Zanzibar announces construction of tallest skyscraper in sub-Saharan Africa

Zanzibar anuncia construção de arranha-céus mais alto da África subsariana

Construction will cost 1.1 billion euros. Zanzibar authorities have announced the construction of the tallest skyscraper in sub-Saharan Africa, at an estimated cost of 3000 billion Tanzanian shillings (1.1 billion euros), equivalent to more than 60% of the archipelago's annual budget.

The 70-story commercial tower, named Zanzibar Domino, will be built 15 kilometers from Stone Town, a United Nations Educational, Scientific and Cultural Organization (UNESCO) World Heritage Site, and will involve the creation of an artificial island and a marina for yachts and cruise ships.

The total cost of the work will be more than 3,000 billion Tanzanian shillings, a figure that exceeds 60% of the semi-autonomous archipelago's budget for 2021-2022, the Agence France-Presse reported.

On Tuesday, Zanzibar's Minister of State and Labor, Economy and Investment, Mudrik Ramadhan Soraga, told the media that the project will strengthen "the Government's efforts to attract more local and foreign investors to the islands."

The tower will house apartments, luxury hotels, a golf course, and a chapel for weddings, according to a statement from xCassia, the Tanzanian group AICL, and the Scottish firm Crowland Management, those involved in the project.

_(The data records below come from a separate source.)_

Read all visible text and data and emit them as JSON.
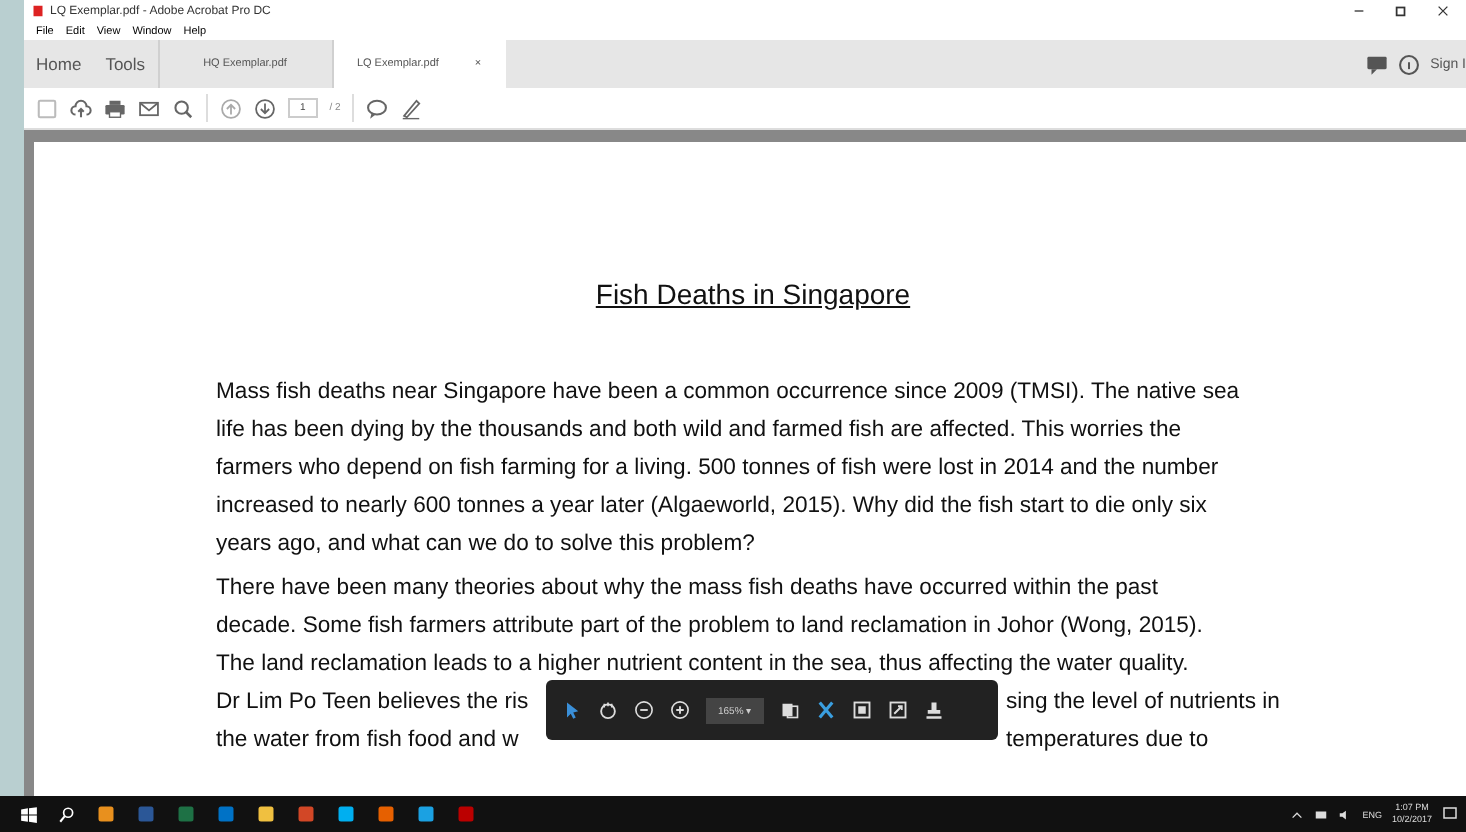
{
  "window": {
    "title": "LQ Exemplar.pdf - Adobe Acrobat Pro DC"
  },
  "menu": [
    "File",
    "Edit",
    "View",
    "Window",
    "Help"
  ],
  "nav": [
    "Home",
    "Tools"
  ],
  "tabs": [
    {
      "label": "HQ Exemplar.pdf",
      "selected": false,
      "closable": false
    },
    {
      "label": "LQ Exemplar.pdf",
      "selected": true,
      "closable": true
    }
  ],
  "tab_close": "×",
  "sign_in": "Sign I",
  "page": {
    "current": "1",
    "total": "/ 2"
  },
  "document": {
    "title": "Fish Deaths in Singapore",
    "paragraphs": [
      "Mass fish deaths near Singapore have been a common occurrence since 2009 (TMSI). The native sea life has been dying by the thousands and both wild and farmed fish are affected. This worries the farmers who depend on fish farming for a living. 500 tonnes of fish were lost in 2014 and the number increased to nearly 600 tonnes a year later (Algaeworld, 2015). Why did the fish start to die only six years ago, and what can we do to solve this problem?",
      "There have been many theories about why the mass fish deaths have occurred within the past decade. Some fish farmers attribute part of the problem to land reclamation in Johor (Wong, 2015). The land reclamation leads to a higher nutrient content in the sea, thus affecting the water quality."
    ],
    "covered_lines": [
      {
        "left": "Dr Lim Po Teen believes the ris",
        "right": "sing the level of nutrients in"
      },
      {
        "left": "the water from fish food and w",
        "right": "temperatures due to"
      }
    ]
  },
  "zoom_toolbar": {
    "zoom": "165%",
    "caret": "▾"
  },
  "taskbar": {
    "language": "ENG",
    "time": "1:07 PM",
    "date": "10/2/2017"
  }
}
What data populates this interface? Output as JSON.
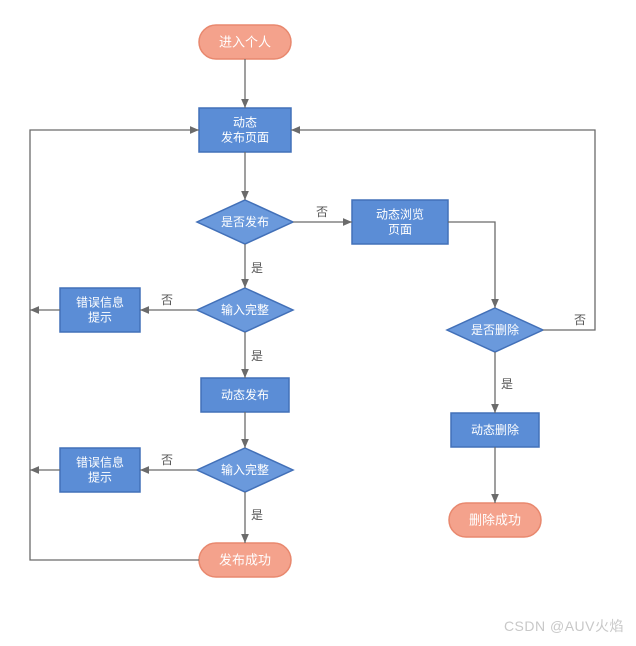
{
  "nodes": {
    "start": "进入个人",
    "page_publish": [
      "动态",
      "发布页面"
    ],
    "decide_publish": "是否发布",
    "page_browse": [
      "动态浏览",
      "页面"
    ],
    "decide_complete_1": "输入完整",
    "error_1": [
      "错误信息",
      "提示"
    ],
    "action_publish": "动态发布",
    "decide_complete_2": "输入完整",
    "error_2": [
      "错误信息",
      "提示"
    ],
    "end_publish": "发布成功",
    "decide_delete": "是否删除",
    "action_delete": "动态删除",
    "end_delete": "删除成功"
  },
  "labels": {
    "yes": "是",
    "no": "否"
  },
  "colors": {
    "terminal_fill": "#f4a28c",
    "terminal_stroke": "#e8886e",
    "process_fill": "#5b8dd6",
    "process_stroke": "#4270b8",
    "decision_fill": "#6a99dc",
    "decision_stroke": "#4270b8",
    "edge": "#6b6b6b",
    "white": "#ffffff",
    "label": "#555555"
  },
  "watermark": "CSDN @AUV火焰"
}
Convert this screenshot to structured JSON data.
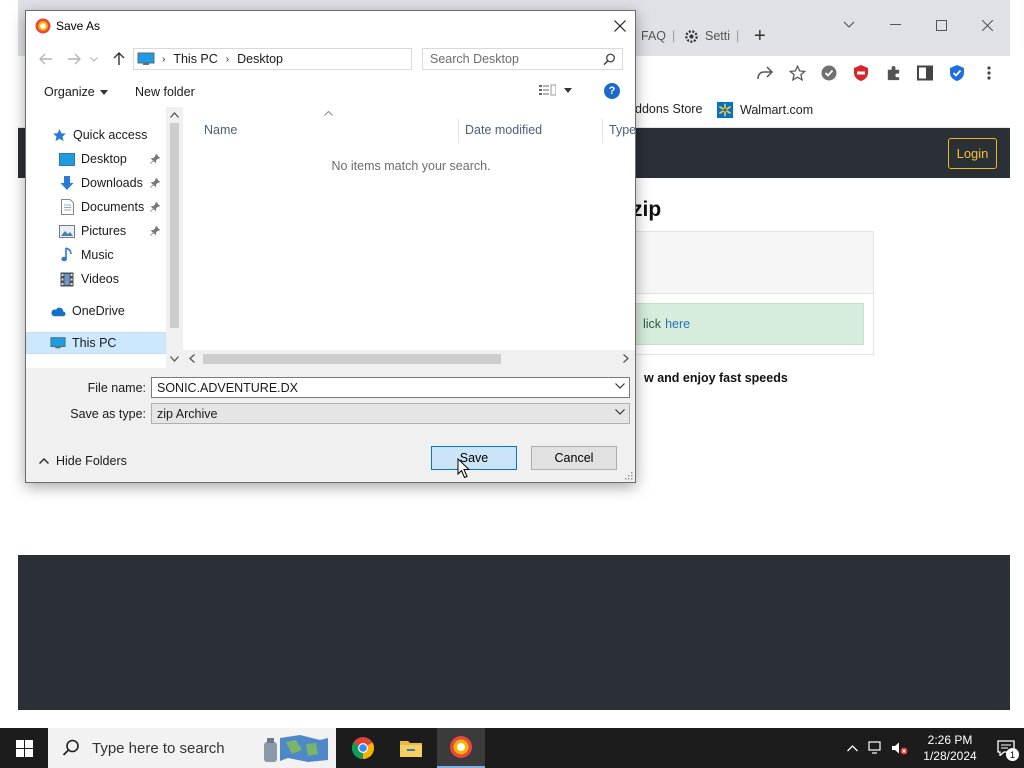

According to the founder of xCassia, Jean-Paul Cassia, quoted by Correio da Manhã, the building was sketched in Paris in 2009, and he dreamed of "building this project for more than a decade.

"It has all the ingredients of an icon that everyone will remember. It just needed a visionary investor and a suitable location to make it a reality," he added.

Upon completion, this will be the second tallest building in Africa, behind the Iconic Tower in Egypt, which will be completed next year and will be 80 stories high.

Currently, the tallest building on the continent is the 55-story Leonardo, located in a suburb of Johannesburg, South Africa.

Famous for its turquoise waters and spice plantations, Zanzibar relies heavily on tourism, a sector hit hard by the covid-19 pandemic.